Risks from AI R&D “acceleration”
Here’s how we break down risks from AI R&D acceleration:
“Adaptation lag. Adaptation lag refers to the scenario where safety and governance measures lag behind quickly changing capabilities. Adaptation lag can pertain to both technical and governance measures.
Governance measures. The effectiveness of societal measures to mitigate harm from catastrophic capabilities hinges on the duration between frontier AI labs disclosing these capabilities to governments and their proliferation to malicious or irresponsible actors (Pilz et al., 2024). Institutions such as the U.S. AI Safety Institute and the U.K. AI Security Institute currently assess AI models only prior to external deployment (U.S. AI Safety Institute and U.K. AI Safety Institute, 2024). At the time of writing, there is no mechanism for these organizations to track or assess the capabilities of internally deployed AI systems in research and development. Consequently, risks arising from accelerated internal advancements may catch governments off guard.
Technical measures. As capabilities rapidly improve, developers may struggle to test and implement new safety protocols quickly enough to mitigate continuously emerging risks.
Adaptation lag is already arguably a problem; it could become significantly more severe as the pace of AI development continues to accelerate.
Capability proliferation. Proliferation can be dangerous by making a variety of AI risks more difficult to respond to. Slowing proliferation provides time to establish safety practices before more actors are at the frontier and the difficulty of coordination intensifies (Armstrong et al., 2013). The stakes of proliferation rise if AI agents can accelerate their own improvement because leaked AI systems might quickly achieve catastrophic capabilities after they are leaked. Capability proliferation might occur in two different ways:
Self-proliferation. AI agents might exfiltrate their own software onto the internet, acquire resources (Clymer et al., 2024b), and continue to improve themselves. These agents might be like ticking time bombs and become extremely dangerous only after months or years of self-improvement.
Theft. Alternatively, cyberattackers might steal critical AI software and then use this software to construct more powerful AI systems without needing to build up a talented workforce of human researchers (Anthropic, 2024)”
Bare minimum recommendations for managing AI R&D risks
How can AI developers manage these risks? We make four bare minimum recommendations:
Frontier AI developers should thoroughly understand the safety-critical details of how their AI systems are trained, tested, and assured to be safe, even as these processes become automated.
Frontier AI developers should implement robust tools to detect internal AI agents egregiously misusing compute—for instance, by initiating unauthorized training runs or engaging in weapons of mass destruction (WMD) research.

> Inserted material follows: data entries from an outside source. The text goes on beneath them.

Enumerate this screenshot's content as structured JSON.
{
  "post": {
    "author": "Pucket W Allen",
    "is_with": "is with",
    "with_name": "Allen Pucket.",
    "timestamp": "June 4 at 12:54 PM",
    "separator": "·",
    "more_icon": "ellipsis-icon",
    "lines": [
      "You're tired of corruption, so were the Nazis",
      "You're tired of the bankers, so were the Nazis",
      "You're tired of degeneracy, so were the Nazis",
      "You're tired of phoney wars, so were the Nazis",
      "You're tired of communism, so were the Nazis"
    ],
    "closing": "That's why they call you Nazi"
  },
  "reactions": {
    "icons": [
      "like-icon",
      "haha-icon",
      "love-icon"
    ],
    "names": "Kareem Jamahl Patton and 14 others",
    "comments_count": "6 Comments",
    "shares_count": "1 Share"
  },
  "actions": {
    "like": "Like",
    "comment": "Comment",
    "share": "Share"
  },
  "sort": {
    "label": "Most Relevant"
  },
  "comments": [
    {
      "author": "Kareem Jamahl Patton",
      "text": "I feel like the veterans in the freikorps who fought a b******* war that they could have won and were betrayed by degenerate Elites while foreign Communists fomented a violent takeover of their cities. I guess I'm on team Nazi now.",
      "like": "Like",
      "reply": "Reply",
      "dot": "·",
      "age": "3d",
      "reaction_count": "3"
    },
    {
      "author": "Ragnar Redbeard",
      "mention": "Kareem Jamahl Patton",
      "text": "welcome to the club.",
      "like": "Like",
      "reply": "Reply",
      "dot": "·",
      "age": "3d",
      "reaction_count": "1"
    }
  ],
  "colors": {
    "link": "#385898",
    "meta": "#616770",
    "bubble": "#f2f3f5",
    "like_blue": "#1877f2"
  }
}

Frontier AI developers should rapidly disclose to their home governments any potentially catastrophic risks that emerge or escalate due to new capabilities developed through AI-accelerated research.
Frontier AI developers should implement the information security measures needed to prevent internal and external actors—including AI systems and humans—from stealing their critical AI software if rapid autonomous improvement to catastrophic capabilities becomes possible
Conclusion
Unfortunately, AI R&D risks can be hard to explain. They’re less intuitive than “AI might build a bioweapon”, so it’s especially important to have clear explanations of what the worry is and to clearly distinguish between variations of the threat model. Hopefully, clarity about these threat models and how they map to mitigations will help boost the willingness to manage these risks – both within AI companies, and government.